The black line represents the class probability of the logistic regression model and the bands denote 95% confidence intervals around the fit. The horizontal red line indicates the baseline probability of STEM profiles from the training set.

This predictor might be worth including in a model but is unlikely to show a strong effect on its own.

4.6.2 Exploring Relationships Between Categorical Predictors

When considering relationships between categorical data, there are several options. Once a cross-tabulation between variables is created, mosaic plots can once again be used to understand the relationship between variables.

okc_train <- 
  okc_train %>% 
  mutate(
    drugs = factor(as.character(drugs),
                   levels = c("drugs_missing", "never", "sometimes", "often")),
    drinks = factor(as.character(drinks),
                    levels = c("drinks_missing", "not_at_all", "rarely", 
                               "socially", "often", "very_often", "desperately"))
  )

dd_tab <- table(okc_train$drugs, okc_train$drinks, dnn = c("Drugs", "Alcohol"))

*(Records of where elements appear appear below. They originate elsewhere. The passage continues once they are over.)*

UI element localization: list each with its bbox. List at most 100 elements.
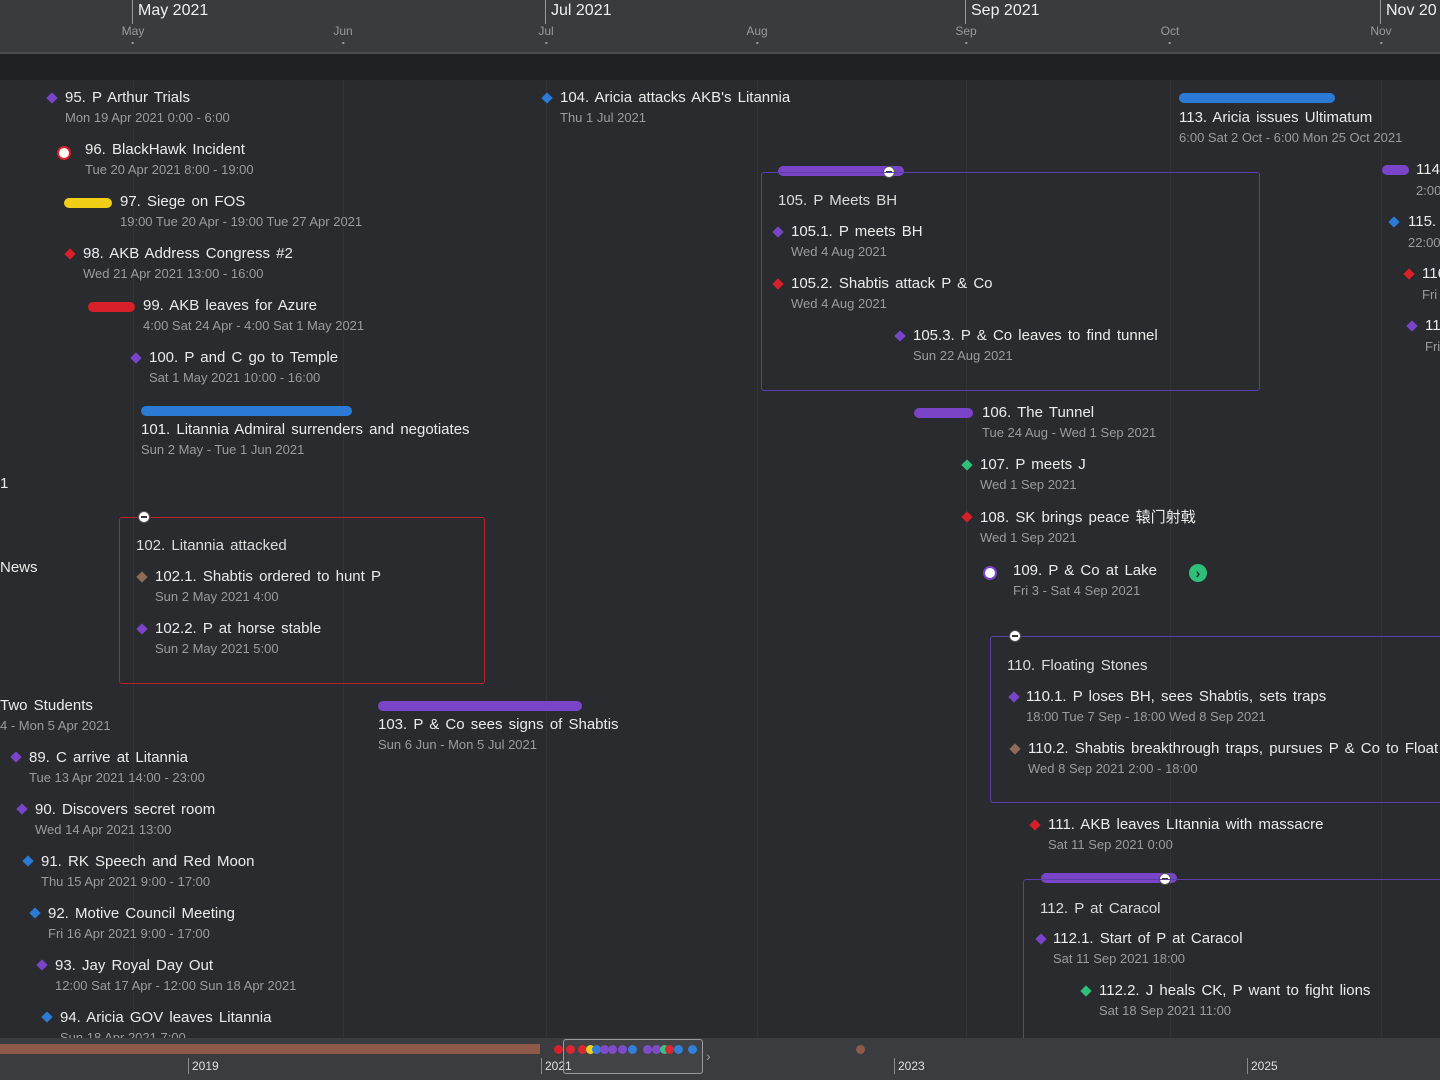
- event-marker-circle-plus[interactable]: [57, 146, 71, 160]
- event-89[interactable]: 89. C arrive at Litannia Tue 13 Apr 2021…: [29, 749, 205, 787]
- event-date: Sun 2 May 2021 5:00: [155, 641, 279, 656]
- event-title: 101. Litannia Admiral surrenders and neg…: [141, 421, 470, 438]
- event-marker-diamond[interactable]: [961, 459, 973, 471]
- event-104[interactable]: 104. Aricia attacks AKB's Litannia Thu 1…: [560, 89, 790, 127]
- group-title: 110. Floating Stones: [1007, 657, 1148, 674]
- event-90[interactable]: 90. Discovers secret room Wed 14 Apr 202…: [35, 801, 215, 839]
- collapse-group-icon[interactable]: [1009, 630, 1021, 642]
- event-title: 90. Discovers secret room: [35, 801, 216, 818]
- event-marker-diamond[interactable]: [1029, 819, 1041, 831]
- event-96[interactable]: 96. BlackHawk Incident Tue 20 Apr 2021 8…: [85, 141, 254, 179]
- event-marker-diamond[interactable]: [541, 92, 553, 104]
- event-title: 103. P & Co sees signs of Shabtis: [378, 716, 619, 733]
- event-date: 6:00 Sat 2 Oct - 6:00 Mon 25 Oct 2021: [1179, 130, 1403, 145]
- event-108[interactable]: 108. SK brings peace 辕门射戟 Wed 1 Sep 2021: [980, 509, 1196, 547]
- event-marker-diamond[interactable]: [1388, 216, 1400, 228]
- event-95[interactable]: 95. P Arthur Trials Mon 19 Apr 2021 0:00…: [65, 89, 230, 127]
- ruler-month-major: Jul 2021: [545, 0, 612, 24]
- timeline-overview-scrollbar[interactable]: 2019 2021 2023 2025 ›: [0, 1038, 1440, 1080]
- event-title: 104. Aricia attacks AKB's Litannia: [560, 89, 791, 106]
- event-date: Mon 19 Apr 2021 0:00 - 6:00: [65, 110, 230, 125]
- event-date: Sat 11 Sep 2021 0:00: [1048, 837, 1173, 852]
- event-98[interactable]: 98. AKB Address Congress #2 Wed 21 Apr 2…: [83, 245, 293, 283]
- event-105-1[interactable]: 105.1. P meets BH Wed 4 Aug 2021: [791, 223, 923, 261]
- event-100[interactable]: 100. P and C go to Temple Sat 1 May 2021…: [149, 349, 338, 387]
- event-title: 111. AKB leaves LItannia with massacre: [1048, 816, 1324, 833]
- event-date: Wed 1 Sep 2021: [980, 530, 1077, 545]
- event-marker-diamond[interactable]: [29, 907, 41, 919]
- collapse-group-icon[interactable]: [138, 511, 150, 523]
- event-112-2[interactable]: 112.2. J heals CK, P want to fight lions…: [1099, 982, 1370, 1020]
- event-106[interactable]: 106. The Tunnel Tue 24 Aug - Wed 1 Sep 2…: [982, 404, 1156, 442]
- event-105-2[interactable]: 105.2. Shabtis attack P & Co Wed 4 Aug 2…: [791, 275, 993, 313]
- event-99[interactable]: 99. AKB leaves for Azure 4:00 Sat 24 Apr…: [143, 297, 364, 335]
- event-title: 110.1. P loses BH, sees Shabtis, sets tr…: [1026, 688, 1327, 705]
- overview-visible-window[interactable]: [563, 1039, 703, 1074]
- event-title: 91. RK Speech and Red Moon: [41, 853, 255, 870]
- event-duration-bar[interactable]: [914, 408, 973, 418]
- event-105-3[interactable]: 105.3. P & Co leaves to find tunnel Sun …: [913, 327, 1158, 365]
- event-marker-diamond[interactable]: [22, 855, 34, 867]
- event-date: Fri 16 Apr 2021 9:00 - 17:00: [48, 926, 210, 941]
- ruler-month-minor: Oct: [1161, 24, 1180, 44]
- event-duration-bar[interactable]: [1382, 165, 1409, 175]
- event-duration-bar[interactable]: [1179, 93, 1335, 103]
- event-111[interactable]: 111. AKB leaves LItannia with massacre S…: [1048, 816, 1323, 854]
- event-title: 100. P and C go to Temple: [149, 349, 339, 366]
- event-102-1[interactable]: 102.1. Shabtis ordered to hunt P Sun 2 M…: [155, 568, 381, 606]
- event-101[interactable]: 101. Litannia Admiral surrenders and neg…: [141, 421, 470, 459]
- event-88[interactable]: Two Students 4 - Mon 5 Apr 2021: [0, 697, 111, 735]
- event-marker-diamond[interactable]: [10, 751, 22, 763]
- event-marker-diamond[interactable]: [64, 248, 76, 260]
- event-title: 92. Motive Council Meeting: [48, 905, 235, 922]
- event-duration-bar[interactable]: [141, 406, 352, 416]
- event-date: Sun 2 May - Tue 1 Jun 2021: [141, 442, 305, 457]
- event-date: 19:00 Tue 20 Apr - 19:00 Tue 27 Apr 2021: [120, 214, 363, 229]
- event-duration-bar[interactable]: [88, 302, 135, 312]
- event-110-2[interactable]: 110.2. Shabtis breakthrough traps, pursu…: [1028, 740, 1438, 778]
- overview-scroll-right-icon[interactable]: ›: [706, 1048, 711, 1064]
- event-date: Wed 1 Sep 2021: [980, 477, 1077, 492]
- event-92[interactable]: 92. Motive Council Meeting Fri 16 Apr 20…: [48, 905, 235, 943]
- event-marker-diamond[interactable]: [46, 92, 58, 104]
- event-109[interactable]: 109. P & Co at Lake Fri 3 - Sat 4 Sep 20…: [1013, 562, 1157, 600]
- event-title: 105.3. P & Co leaves to find tunnel: [913, 327, 1158, 344]
- event-marker-diamond[interactable]: [16, 803, 28, 815]
- navigate-forward-icon[interactable]: ›: [1189, 564, 1207, 582]
- overview-event-dot: [554, 1045, 563, 1054]
- event-103[interactable]: 103. P & Co sees signs of Shabtis Sun 6 …: [378, 716, 619, 754]
- event-marker-diamond[interactable]: [1406, 320, 1418, 332]
- event-date: Fri 3 - Sat 4 Sep 2021: [1013, 583, 1141, 598]
- event-110-1[interactable]: 110.1. P loses BH, sees Shabtis, sets tr…: [1026, 688, 1326, 726]
- offscreen-event-label: 115.: [1408, 213, 1437, 230]
- event-date: Sat 18 Sep 2021 11:00: [1099, 1003, 1232, 1018]
- event-107[interactable]: 107. P meets J Wed 1 Sep 2021: [980, 456, 1086, 494]
- event-title: 94. Aricia GOV leaves Litannia: [60, 1009, 272, 1026]
- event-marker-diamond[interactable]: [961, 511, 973, 523]
- event-marker-circle-plus[interactable]: [983, 566, 997, 580]
- event-date: Wed 8 Sep 2021 2:00 - 18:00: [1028, 761, 1198, 776]
- event-91[interactable]: 91. RK Speech and Red Moon Thu 15 Apr 20…: [41, 853, 254, 891]
- timeline-ruler[interactable]: May 2021 Jul 2021 Sep 2021 Nov 20 May Ju…: [0, 0, 1440, 54]
- event-date: Wed 21 Apr 2021 13:00 - 16:00: [83, 266, 264, 281]
- event-duration-bar[interactable]: [64, 198, 112, 208]
- event-102-2[interactable]: 102.2. P at horse stable Sun 2 May 2021 …: [155, 620, 321, 658]
- event-93[interactable]: 93. Jay Royal Day Out 12:00 Sat 17 Apr -…: [55, 957, 296, 995]
- event-94[interactable]: 94. Aricia GOV leaves Litannia Sun 18 Ap…: [60, 1009, 271, 1038]
- offscreen-event-date: 22:00: [1408, 235, 1440, 250]
- event-title: 102.2. P at horse stable: [155, 620, 322, 637]
- event-marker-diamond[interactable]: [41, 1011, 53, 1023]
- event-date: 12:00 Sat 17 Apr - 12:00 Sun 18 Apr 2021: [55, 978, 297, 993]
- event-97[interactable]: 97. Siege on FOS 19:00 Tue 20 Apr - 19:0…: [120, 193, 362, 231]
- group-title: 102. Litannia attacked: [136, 537, 287, 554]
- event-date: Tue 20 Apr 2021 8:00 - 19:00: [85, 162, 254, 177]
- event-duration-bar[interactable]: [378, 701, 582, 711]
- event-marker-diamond[interactable]: [1403, 268, 1415, 280]
- event-marker-diamond[interactable]: [36, 959, 48, 971]
- event-112-1[interactable]: 112.1. Start of P at Caracol Sat 11 Sep …: [1053, 930, 1243, 968]
- offscreen-event-date: Fri: [1422, 287, 1438, 302]
- event-title: 106. The Tunnel: [982, 404, 1095, 421]
- timeline-canvas[interactable]: 95. P Arthur Trials Mon 19 Apr 2021 0:00…: [0, 80, 1440, 1038]
- ruler-month-major: May 2021: [132, 0, 208, 24]
- event-113[interactable]: 113. Aricia issues Ultimatum 6:00 Sat 2 …: [1179, 109, 1402, 147]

# Formatting for slightly better printing
plot_tab <- dd_tab
dimnames(plot_tab)[[1]][1] <- "missing"
dimnames(plot_tab)[[2]] <- gsub("_", " ", dimnames(plot_tab)[[2]])
dimnames(plot_tab)[[2]][1] <- "missing"
dimnames(plot_tab)[[2]][6] <- "often\n"
dimnames(plot_tab)[[2]][6] <- "very often"
dimnames(plot_tab)[[2]][7] <- "\ndesperately"

mosaic(
  t(plot_tab),
  highlighting = TRUE,
  highlighting_fill = rainbow_hcl,
  margins = unit(c(6, 1, 1, 8), "lines"),
  labeling = labeling_border(
    rot_labels = c(90, 0, 0, 0),
    just_labels = c("left", "right",
                    "center",  "right"),
    offset_varnames = unit(c(3, 1, 1, 4), "lines")
  ),
  keep_aspect_ratio = FALSE
)

In the cross-tabulation between alcohol and drug use, the χ2 statistic is very large (4043.8) for its degrees of freedom (18) and is associated with a very small p-value (0). This indicates that there is a strong association between these two variables.

ca_obj <- CA(dd_tab, graph = FALSE)

ca_drugs <- as.data.frame(ca_obj$row$coord)
ca_drugs$label <- gsub("_", " ", rownames(ca_drugs))
ca_drugs$Variable <- "Drugs"

ca_drinks <- as.data.frame(ca_obj$col$coord)
ca_drinks$label <- gsub("_", " ", rownames(ca_drinks))
ca_drinks$Variable <- "Alcohol"

ca_rng <- extendrange(c(ca_drinks$`Dim 1`, ca_drinks$`Dim 2`))
ca_x <- paste0("Dimension #1 (",
               round(ca_obj$eig["dim 1", "percentage of variance"], 0),
               "%)")
ca_y <- paste0("Dimension #2 (",
               round(ca_obj$eig["dim 2", "percentage of variance"], 0),
               "%)")

ca_coord <- rbind(ca_drugs, ca_drinks)

ca_plot <-
  ggplot(ca_coord, aes(x = `Dim 1`, y = `Dim 2`, col = Variable)) + 
  geom_vline(xintercept = 0) + 
  geom_hline(yintercept = 0) + 
  geom_text(aes(label = label)) + 
  xlim(ca_rng) + ylim(ca_rng) + 
  xlab(ca_x) + ylab(ca_y) + 
  coord_equal()

ca_plot

## Warning: Removed 1 rows containing missing values (`geom_text()`).

The correspondence analysis principal coordinates for the drug and alcohol data in the OkCupid data.